Midnight Run: Road Fighter 2 is the sequel to Road Fighter, released in arcades in March 1996, and on the PlayStation in 1997. While the arcade version was released worldwide, the PlayStation version was only released in Japan and Europe. In Europe, the PlayStation version is just titled Midnight Run, removing the Road Fighter connection. Its main selling point was that it allows the player to shift back and forth between manual and automatic transmission during races. Although different from the 2-D Road Fighter, the scenery is similar to other racing games set in Japan such as Initial D Arcade Stage and Wangan Midnight, except the cars are not licensed. The player also has a unique selection of normal cars and tuned cars.

====Car list====
- Honda NSX
- Toyota Supra
- Mazda RX-7
- Nissan Skyline GT-R
- Porsche 911 (non-playable)
- Mercedes-Benz SL500 (non-playable)

====Reception====
Reviewing the arcade version, Next Generation praised the support for up to four players, challenging AI, multiple tracks, ability to switch between manual and automatic mid-race, tight controls, powerslides, car selection, and generally fast-paced racing, but nonetheless concluded the game to be only slightly above average, and scored it three out of five stars.

===Winding Heat===

Winding Heat is the sequel to Road Fighter and Midnight Run, released in arcades in 1996. It first appeared in arcades in September, though most arcades did not receive their units until later. It is an improved version of Midnight Run: Road Fighter 2, though it has more of the normal or tuned cars, and the rules remain the same. Unlike Midnight Run, it takes place on touge roads.

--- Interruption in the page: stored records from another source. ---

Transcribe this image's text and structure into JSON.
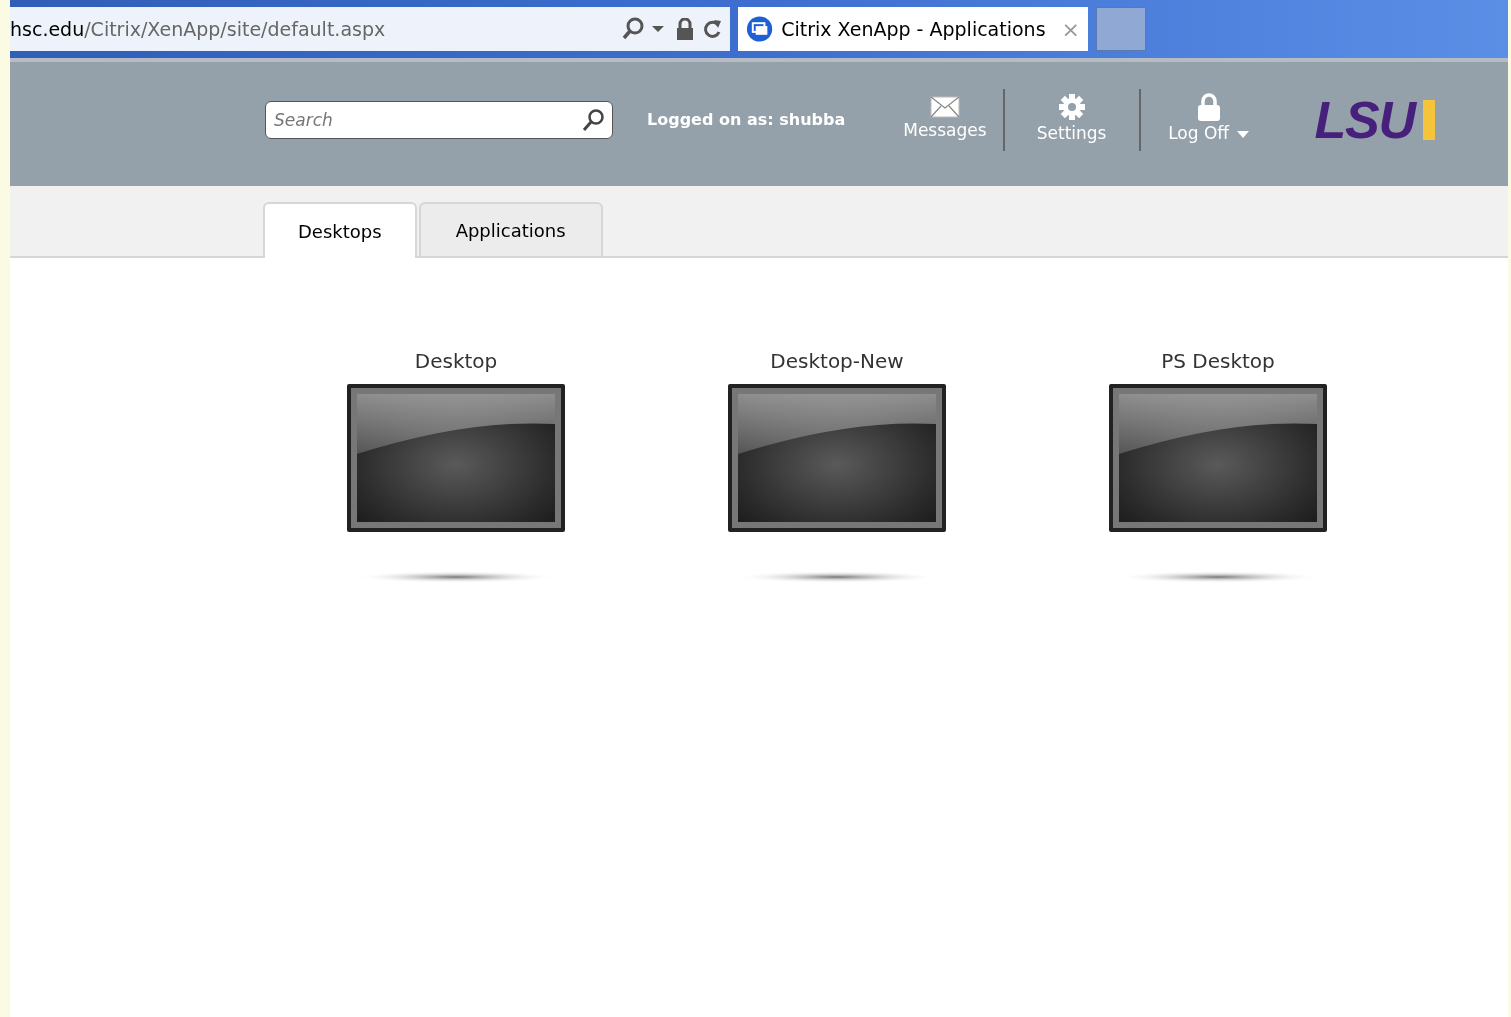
{
  "browser": {
    "address": {
      "host": "hsc.edu",
      "path": "/Citrix/XenApp/site/default.aspx"
    },
    "tab": {
      "title": "Citrix XenApp - Applications",
      "close": "×"
    }
  },
  "header": {
    "search": {
      "placeholder": "Search"
    },
    "user": "Logged on as: shubba",
    "actions": [
      {
        "kind": "messages",
        "label": "Messages"
      },
      {
        "kind": "settings",
        "label": "Settings"
      },
      {
        "kind": "logoff",
        "label": "Log Off"
      }
    ],
    "logo": "LSU"
  },
  "tabs": [
    {
      "label": "Desktops",
      "selected": true
    },
    {
      "label": "Applications",
      "selected": false
    }
  ],
  "desktops": [
    {
      "name": "Desktop"
    },
    {
      "name": "Desktop-New"
    },
    {
      "name": "PS Desktop"
    }
  ]
}
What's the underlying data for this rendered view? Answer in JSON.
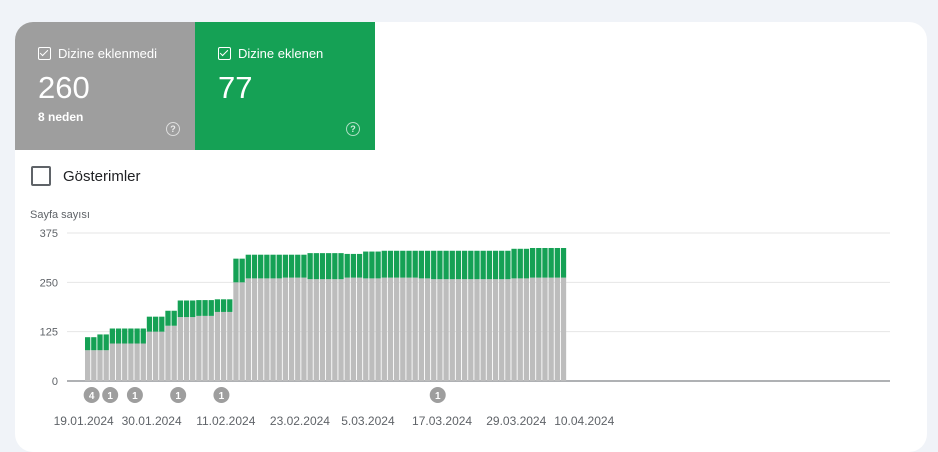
{
  "tiles": [
    {
      "label": "Dizine eklenmedi",
      "value": "260",
      "sub": "8 neden",
      "color": "#9e9e9e"
    },
    {
      "label": "Dizine eklenen",
      "value": "77",
      "sub": "",
      "color": "#15a155"
    }
  ],
  "impressions_label": "Gösterimler",
  "chart_data": {
    "type": "bar",
    "stacked": true,
    "ylabel": "Sayfa sayısı",
    "ylim": [
      0,
      375
    ],
    "yticks": [
      0,
      125,
      250,
      375
    ],
    "grid": true,
    "series": [
      {
        "color": "#bdbdbd",
        "values": [
          78,
          78,
          78,
          78,
          95,
          95,
          95,
          95,
          95,
          95,
          125,
          125,
          125,
          140,
          140,
          162,
          162,
          162,
          165,
          165,
          165,
          175,
          175,
          175,
          250,
          250,
          260,
          260,
          260,
          260,
          260,
          260,
          262,
          262,
          262,
          262,
          258,
          258,
          258,
          258,
          258,
          258,
          262,
          262,
          262,
          260,
          260,
          260,
          262,
          262,
          262,
          262,
          262,
          262,
          260,
          260,
          258,
          258,
          258,
          258,
          258,
          258,
          258,
          258,
          258,
          258,
          258,
          258,
          258,
          260,
          260,
          260,
          262,
          262,
          262,
          262,
          262,
          262
        ]
      },
      {
        "color": "#15a155",
        "values": [
          33,
          33,
          40,
          40,
          38,
          38,
          38,
          38,
          38,
          38,
          38,
          38,
          38,
          38,
          38,
          42,
          42,
          42,
          40,
          40,
          40,
          32,
          32,
          32,
          60,
          60,
          60,
          60,
          60,
          60,
          60,
          60,
          58,
          58,
          58,
          58,
          66,
          66,
          66,
          66,
          66,
          66,
          60,
          60,
          60,
          68,
          68,
          68,
          68,
          68,
          68,
          68,
          68,
          68,
          70,
          70,
          72,
          72,
          72,
          72,
          72,
          72,
          72,
          72,
          72,
          72,
          72,
          72,
          72,
          75,
          75,
          75,
          75,
          75,
          75,
          75,
          75,
          75
        ]
      }
    ],
    "x_labels": [
      "19.01.2024",
      "30.01.2024",
      "11.02.2024",
      "23.02.2024",
      "5.03.2024",
      "17.03.2024",
      "29.03.2024",
      "10.04.2024"
    ],
    "x_label_index": [
      0,
      11,
      23,
      35,
      46,
      58,
      70,
      81
    ],
    "annotations": [
      {
        "label": "4",
        "index": 0
      },
      {
        "label": "1",
        "index": 3
      },
      {
        "label": "1",
        "index": 7
      },
      {
        "label": "1",
        "index": 14
      },
      {
        "label": "1",
        "index": 21
      },
      {
        "label": "1",
        "index": 56
      }
    ]
  }
}
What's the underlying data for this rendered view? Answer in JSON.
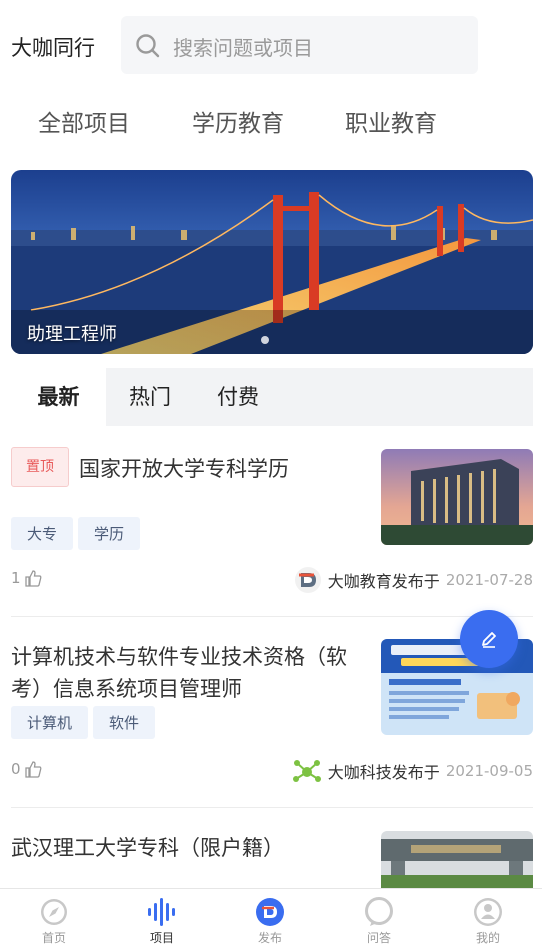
{
  "header": {
    "app_name": "大咖同行",
    "search_placeholder": "搜索问题或项目"
  },
  "categories": [
    "全部项目",
    "学历教育",
    "职业教育"
  ],
  "banner": {
    "caption": "助理工程师"
  },
  "tabs": [
    "最新",
    "热门",
    "付费"
  ],
  "posts": [
    {
      "pinned_label": "置顶",
      "title": "国家开放大学专科学历",
      "tags": [
        "大专",
        "学历"
      ],
      "likes": "1",
      "publisher": "大咖教育发布于",
      "date": "2021-07-28"
    },
    {
      "title": "计算机技术与软件专业技术资格（软考）信息系统项目管理师",
      "tags": [
        "计算机",
        "软件"
      ],
      "likes": "0",
      "publisher": "大咖科技发布于",
      "date": "2021-09-05"
    },
    {
      "title": "武汉理工大学专科（限户籍）"
    }
  ],
  "tabbar": [
    "首页",
    "项目",
    "发布",
    "问答",
    "我的"
  ],
  "colors": {
    "accent": "#3a6df0",
    "pin": "#e85a5a",
    "tag_bg": "#eef3fb"
  }
}
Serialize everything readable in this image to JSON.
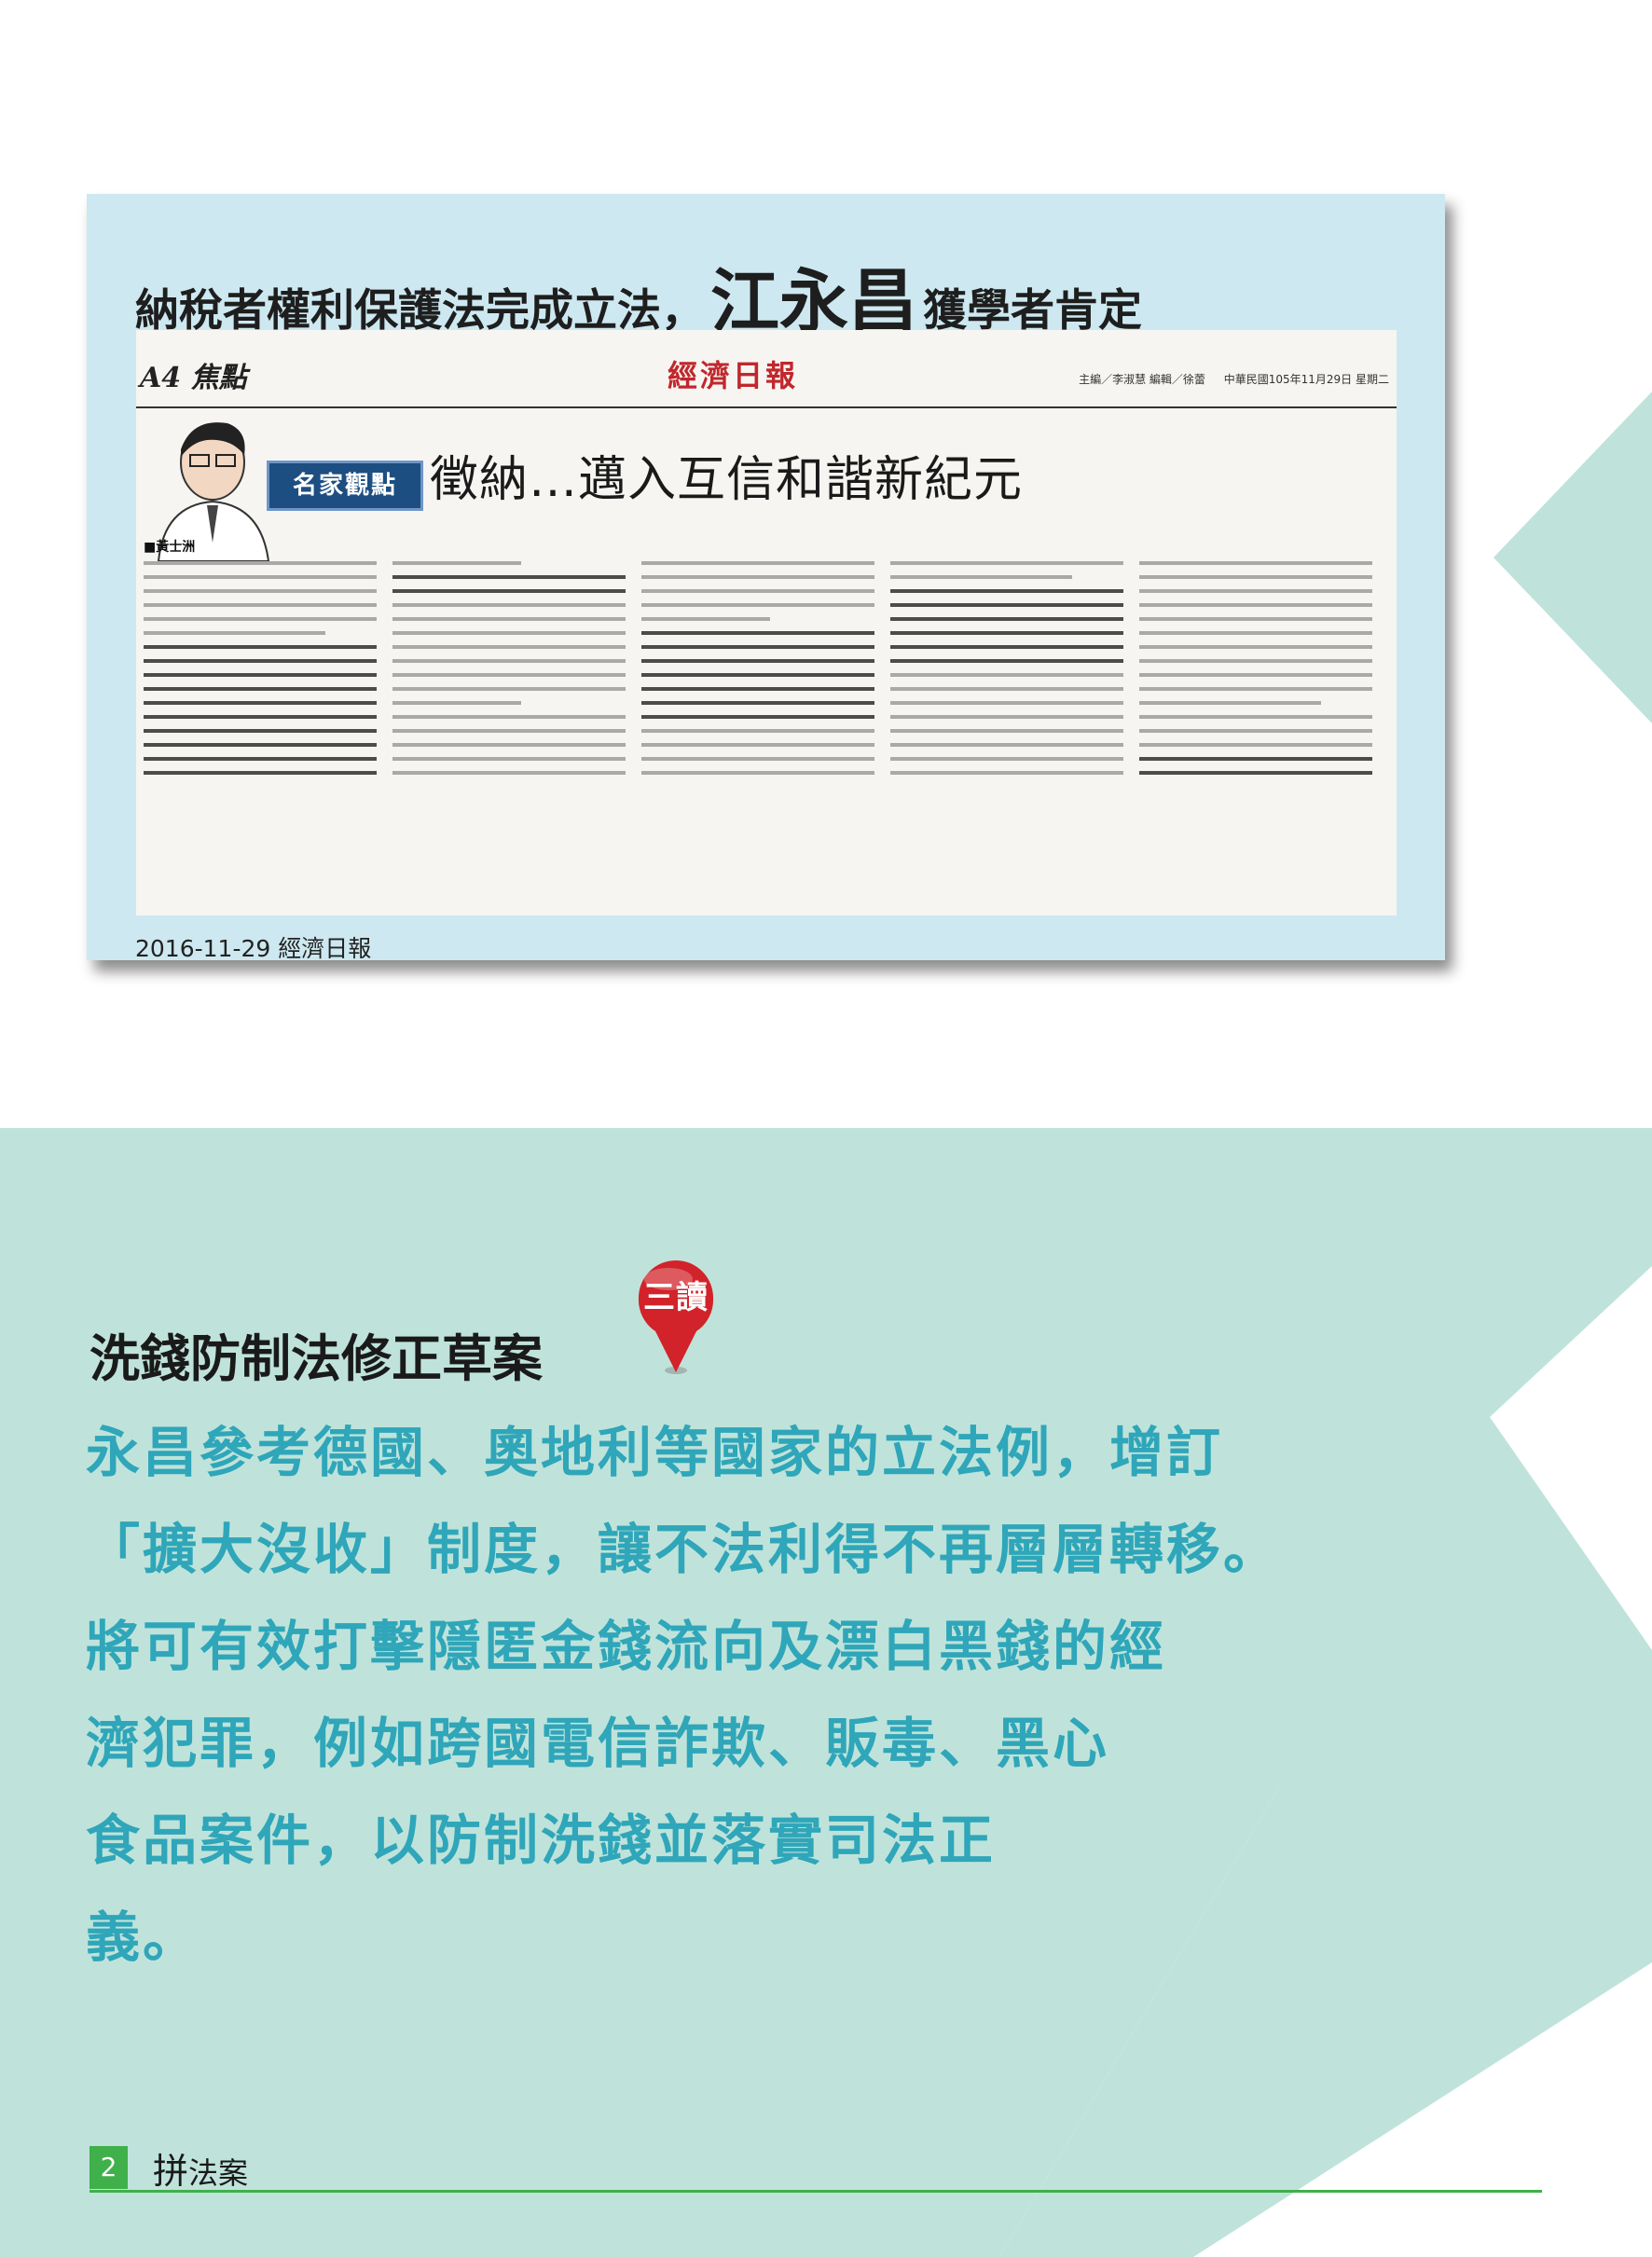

The cabinet came in two configurations: a sitdown version with a 50-inch monitor and an upright version with a 25-inch monitor. Cabinets can be linked to support up to four players.

===Winding Heat – Amusement Arcade UK history===
- Butlins (1999)
- Trecco Bay (1999–2005)

===Road Fighters (2010)===

Road Fighters is the Japan-only sequel to the original Road Fighter, released in arcades in 2010. The game features 3D-enhanced graphics, with a mounted pair of goggles used to view the effect. Tracks are set in real-life locations and are all based on race courses from previous Konami racing titles, including Enthusia Professional Racing and the GTI Club series. The game includes numerous licensed vehicles, which can be saved using Konami's e-AMUSEMENT Pass containing tuning and customization data. This game is Konami's answer to Sega's Initial D Arcade Stage 4 and Namco's Wangan Midnight Maximum Tune in terms of card-based games, or Taito's Chase H.Q. 2 in terms of sequels.

Its opening theme "Take Me Higher" was composed (together with the system music) by Sota Fujimori and it was included on beatmania IIDX 18 Resort Anthem as a playable song. In addition, the game includes music from beatmania IIDX and Dance Dance Revolution series, as a form to promote another Konami arcade games.